Losing my Mum
by Taylor
(Australia)
My Mum - Terri Ann Quayle
I lost my Mum suddenly on 17th April 2008. I was only 16. It's a struggle everyday for me to keep my head up. I can't remember what it is like to have a Mum. I don't know if other people have experienced it, but sometimes I think of her and think "Why am I so sad, I don't even know who you are". I don't actually think it in those words, but that is the feeling that I get. I feel like the time up until she died was a completely different life, and that I have started a new life since she passed. Everything is still surreal.
I can't remember her voice anymore. She is just a distant memory to me now. I hate it. I don't think about her for very long anymore, because it hurts too much. But then 3 years is not a long enough time to not think about her loads of times a day. I know she understands it's just to shield myself from the pain.
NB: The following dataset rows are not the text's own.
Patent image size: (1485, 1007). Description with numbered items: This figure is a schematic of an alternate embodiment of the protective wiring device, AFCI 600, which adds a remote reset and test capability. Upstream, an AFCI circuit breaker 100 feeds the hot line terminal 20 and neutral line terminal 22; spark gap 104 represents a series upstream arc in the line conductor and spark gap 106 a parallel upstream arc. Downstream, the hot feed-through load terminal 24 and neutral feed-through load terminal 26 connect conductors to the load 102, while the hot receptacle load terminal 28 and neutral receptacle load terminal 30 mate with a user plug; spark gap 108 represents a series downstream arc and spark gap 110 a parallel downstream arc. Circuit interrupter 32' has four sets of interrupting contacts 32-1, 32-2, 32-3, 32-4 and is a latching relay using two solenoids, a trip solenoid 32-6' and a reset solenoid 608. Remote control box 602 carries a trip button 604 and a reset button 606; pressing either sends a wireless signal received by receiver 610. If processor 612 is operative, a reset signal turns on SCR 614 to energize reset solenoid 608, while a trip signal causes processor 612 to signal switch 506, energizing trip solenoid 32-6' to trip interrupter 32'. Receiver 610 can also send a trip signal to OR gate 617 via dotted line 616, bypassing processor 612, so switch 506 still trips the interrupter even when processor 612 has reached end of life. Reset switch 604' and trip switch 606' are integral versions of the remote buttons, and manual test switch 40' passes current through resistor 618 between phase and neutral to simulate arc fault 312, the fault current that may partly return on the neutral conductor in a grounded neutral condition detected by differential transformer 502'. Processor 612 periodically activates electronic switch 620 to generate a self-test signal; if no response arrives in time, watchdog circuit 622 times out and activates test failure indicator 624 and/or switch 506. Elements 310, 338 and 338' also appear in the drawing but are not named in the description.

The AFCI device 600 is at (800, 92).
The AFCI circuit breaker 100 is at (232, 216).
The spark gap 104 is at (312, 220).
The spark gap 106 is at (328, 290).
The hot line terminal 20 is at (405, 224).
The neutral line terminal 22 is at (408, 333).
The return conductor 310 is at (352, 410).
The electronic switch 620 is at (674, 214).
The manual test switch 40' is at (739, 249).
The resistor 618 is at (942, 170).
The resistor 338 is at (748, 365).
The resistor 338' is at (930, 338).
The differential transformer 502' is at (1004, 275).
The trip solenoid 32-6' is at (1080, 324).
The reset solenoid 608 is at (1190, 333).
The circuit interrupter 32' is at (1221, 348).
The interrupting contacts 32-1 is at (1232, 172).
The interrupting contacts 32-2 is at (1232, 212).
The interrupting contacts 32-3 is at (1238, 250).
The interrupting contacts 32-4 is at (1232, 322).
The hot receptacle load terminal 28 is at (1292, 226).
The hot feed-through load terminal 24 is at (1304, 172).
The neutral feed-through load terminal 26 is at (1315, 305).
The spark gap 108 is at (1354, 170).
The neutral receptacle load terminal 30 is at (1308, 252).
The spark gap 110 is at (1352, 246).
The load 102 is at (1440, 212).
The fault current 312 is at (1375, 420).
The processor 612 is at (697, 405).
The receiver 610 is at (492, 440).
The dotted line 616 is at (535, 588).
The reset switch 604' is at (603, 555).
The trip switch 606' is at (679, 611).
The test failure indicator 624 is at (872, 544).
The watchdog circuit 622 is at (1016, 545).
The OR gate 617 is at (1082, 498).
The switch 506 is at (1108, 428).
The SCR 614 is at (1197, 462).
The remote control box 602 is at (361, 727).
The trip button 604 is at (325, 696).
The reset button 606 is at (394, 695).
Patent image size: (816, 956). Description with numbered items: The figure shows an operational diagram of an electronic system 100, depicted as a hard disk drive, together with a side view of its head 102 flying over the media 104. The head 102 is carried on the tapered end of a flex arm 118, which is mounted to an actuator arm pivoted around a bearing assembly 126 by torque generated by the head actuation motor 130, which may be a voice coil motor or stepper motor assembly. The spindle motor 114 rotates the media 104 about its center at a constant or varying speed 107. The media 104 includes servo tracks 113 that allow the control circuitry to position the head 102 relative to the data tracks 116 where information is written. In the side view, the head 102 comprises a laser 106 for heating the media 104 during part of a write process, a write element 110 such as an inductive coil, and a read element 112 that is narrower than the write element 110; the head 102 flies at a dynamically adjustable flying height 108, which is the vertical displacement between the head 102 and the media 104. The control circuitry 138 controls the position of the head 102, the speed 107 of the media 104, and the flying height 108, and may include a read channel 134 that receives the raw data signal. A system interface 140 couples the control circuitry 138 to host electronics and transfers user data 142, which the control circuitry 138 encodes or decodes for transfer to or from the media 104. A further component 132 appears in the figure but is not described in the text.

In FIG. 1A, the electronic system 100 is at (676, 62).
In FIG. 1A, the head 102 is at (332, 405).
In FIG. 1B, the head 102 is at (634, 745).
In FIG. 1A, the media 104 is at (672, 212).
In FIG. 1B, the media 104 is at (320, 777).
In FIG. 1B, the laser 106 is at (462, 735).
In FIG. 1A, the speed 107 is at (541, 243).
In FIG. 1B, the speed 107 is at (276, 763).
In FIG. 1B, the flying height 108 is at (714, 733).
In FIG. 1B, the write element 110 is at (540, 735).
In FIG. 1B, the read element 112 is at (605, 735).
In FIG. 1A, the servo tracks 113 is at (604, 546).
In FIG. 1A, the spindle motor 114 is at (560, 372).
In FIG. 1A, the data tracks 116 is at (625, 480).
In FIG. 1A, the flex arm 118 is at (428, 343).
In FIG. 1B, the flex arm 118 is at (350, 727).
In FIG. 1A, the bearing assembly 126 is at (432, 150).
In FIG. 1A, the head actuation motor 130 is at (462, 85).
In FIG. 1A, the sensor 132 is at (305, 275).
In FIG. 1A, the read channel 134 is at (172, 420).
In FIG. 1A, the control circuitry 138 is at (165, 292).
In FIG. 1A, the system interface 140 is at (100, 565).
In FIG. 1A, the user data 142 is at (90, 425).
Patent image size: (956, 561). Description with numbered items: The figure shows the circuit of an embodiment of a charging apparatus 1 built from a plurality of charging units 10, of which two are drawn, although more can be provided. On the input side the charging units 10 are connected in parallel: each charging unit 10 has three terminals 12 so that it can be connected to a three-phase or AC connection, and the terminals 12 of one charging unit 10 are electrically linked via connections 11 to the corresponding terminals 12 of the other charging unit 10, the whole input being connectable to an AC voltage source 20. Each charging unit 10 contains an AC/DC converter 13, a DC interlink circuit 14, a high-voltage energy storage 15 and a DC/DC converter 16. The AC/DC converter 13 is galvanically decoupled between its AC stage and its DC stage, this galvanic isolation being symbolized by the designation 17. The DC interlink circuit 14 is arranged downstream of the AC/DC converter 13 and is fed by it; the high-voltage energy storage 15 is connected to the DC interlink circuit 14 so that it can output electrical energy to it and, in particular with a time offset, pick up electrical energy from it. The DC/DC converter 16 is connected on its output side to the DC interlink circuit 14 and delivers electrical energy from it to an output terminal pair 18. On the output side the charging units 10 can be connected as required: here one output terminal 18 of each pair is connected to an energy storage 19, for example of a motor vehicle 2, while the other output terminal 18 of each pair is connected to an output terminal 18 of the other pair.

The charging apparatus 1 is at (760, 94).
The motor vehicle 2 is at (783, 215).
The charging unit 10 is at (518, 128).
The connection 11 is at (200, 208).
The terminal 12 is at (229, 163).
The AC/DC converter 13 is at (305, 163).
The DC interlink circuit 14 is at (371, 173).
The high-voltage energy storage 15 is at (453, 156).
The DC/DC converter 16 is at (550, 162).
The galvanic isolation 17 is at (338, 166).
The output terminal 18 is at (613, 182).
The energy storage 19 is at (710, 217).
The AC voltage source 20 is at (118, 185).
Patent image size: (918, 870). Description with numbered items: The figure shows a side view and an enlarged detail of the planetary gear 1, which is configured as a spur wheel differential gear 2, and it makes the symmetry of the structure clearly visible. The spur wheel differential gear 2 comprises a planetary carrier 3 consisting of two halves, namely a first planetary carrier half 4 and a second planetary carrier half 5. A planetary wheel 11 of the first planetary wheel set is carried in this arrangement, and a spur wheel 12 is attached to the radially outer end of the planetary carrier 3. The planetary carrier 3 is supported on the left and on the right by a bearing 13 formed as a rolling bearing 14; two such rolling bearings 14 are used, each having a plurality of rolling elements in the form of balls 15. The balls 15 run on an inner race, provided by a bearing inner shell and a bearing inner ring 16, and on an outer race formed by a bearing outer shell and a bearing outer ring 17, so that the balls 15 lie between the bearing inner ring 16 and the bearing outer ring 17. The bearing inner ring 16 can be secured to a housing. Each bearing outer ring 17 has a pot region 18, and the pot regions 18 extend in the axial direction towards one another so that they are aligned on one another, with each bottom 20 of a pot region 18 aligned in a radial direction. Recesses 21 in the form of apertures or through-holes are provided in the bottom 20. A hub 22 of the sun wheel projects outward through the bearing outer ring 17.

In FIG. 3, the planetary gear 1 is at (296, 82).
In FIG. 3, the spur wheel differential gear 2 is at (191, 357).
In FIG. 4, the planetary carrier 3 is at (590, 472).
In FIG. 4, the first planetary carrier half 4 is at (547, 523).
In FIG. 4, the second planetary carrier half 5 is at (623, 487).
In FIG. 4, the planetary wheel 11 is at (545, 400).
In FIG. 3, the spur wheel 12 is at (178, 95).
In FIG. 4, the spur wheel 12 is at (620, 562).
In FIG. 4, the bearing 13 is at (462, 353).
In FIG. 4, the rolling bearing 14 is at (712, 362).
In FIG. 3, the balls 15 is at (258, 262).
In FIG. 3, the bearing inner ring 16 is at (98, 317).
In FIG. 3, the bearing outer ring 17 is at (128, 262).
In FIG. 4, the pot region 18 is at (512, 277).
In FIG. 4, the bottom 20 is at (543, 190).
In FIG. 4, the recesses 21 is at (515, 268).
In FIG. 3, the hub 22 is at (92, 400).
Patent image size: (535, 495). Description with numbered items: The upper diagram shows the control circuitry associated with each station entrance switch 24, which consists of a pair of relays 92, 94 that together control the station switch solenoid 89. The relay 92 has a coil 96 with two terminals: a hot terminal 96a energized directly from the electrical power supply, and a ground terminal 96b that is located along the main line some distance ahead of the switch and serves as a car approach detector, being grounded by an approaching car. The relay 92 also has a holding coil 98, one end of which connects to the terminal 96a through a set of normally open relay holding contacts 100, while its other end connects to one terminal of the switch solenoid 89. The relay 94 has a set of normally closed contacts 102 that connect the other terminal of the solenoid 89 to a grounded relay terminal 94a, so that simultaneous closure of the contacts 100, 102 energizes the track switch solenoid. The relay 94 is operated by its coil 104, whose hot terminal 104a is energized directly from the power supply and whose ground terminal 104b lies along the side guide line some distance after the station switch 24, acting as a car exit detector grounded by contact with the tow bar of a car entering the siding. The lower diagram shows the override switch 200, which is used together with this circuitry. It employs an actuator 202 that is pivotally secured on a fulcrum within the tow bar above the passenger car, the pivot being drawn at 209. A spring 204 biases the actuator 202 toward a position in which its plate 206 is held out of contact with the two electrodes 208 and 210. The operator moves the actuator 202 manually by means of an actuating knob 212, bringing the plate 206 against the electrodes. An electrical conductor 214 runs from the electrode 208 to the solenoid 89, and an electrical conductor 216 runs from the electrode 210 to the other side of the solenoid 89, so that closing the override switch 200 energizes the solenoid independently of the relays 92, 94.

I just want my Mum back. I daydream that she is going to turn up and that all of this was a sick joke. Or that I'll wake up and this was a dream. How could this happen to me? I never thought that at 16 I wouldn't have my mummy anymore. She wasn't there when I moved out and got my own place. She won't be there when I have children and get married. I don't have her here when I really need her. If someone else I love dies, who will I turn to? She would have been the one I would go to to make me feel better. My little brother was only 7 years old when she died. It's not fair that he only got 7 years with her. I got 16, and I still feel ripped off. I don't know why I was put on this earth to have her torn away from me so soon. To have to go through this agony, and live the rest of my life without her. She was only 47 when she died. I might live for longer than my own mother. I will never know her as an adult.
I hate how people tell me that she happy where she is, or that her time was up. How could she be happy when she is away from her family?! She will never feel the sunlight on her face, or hear her favourite music again. She will never hold her grandchildren, or her children again. Life is just too unfair.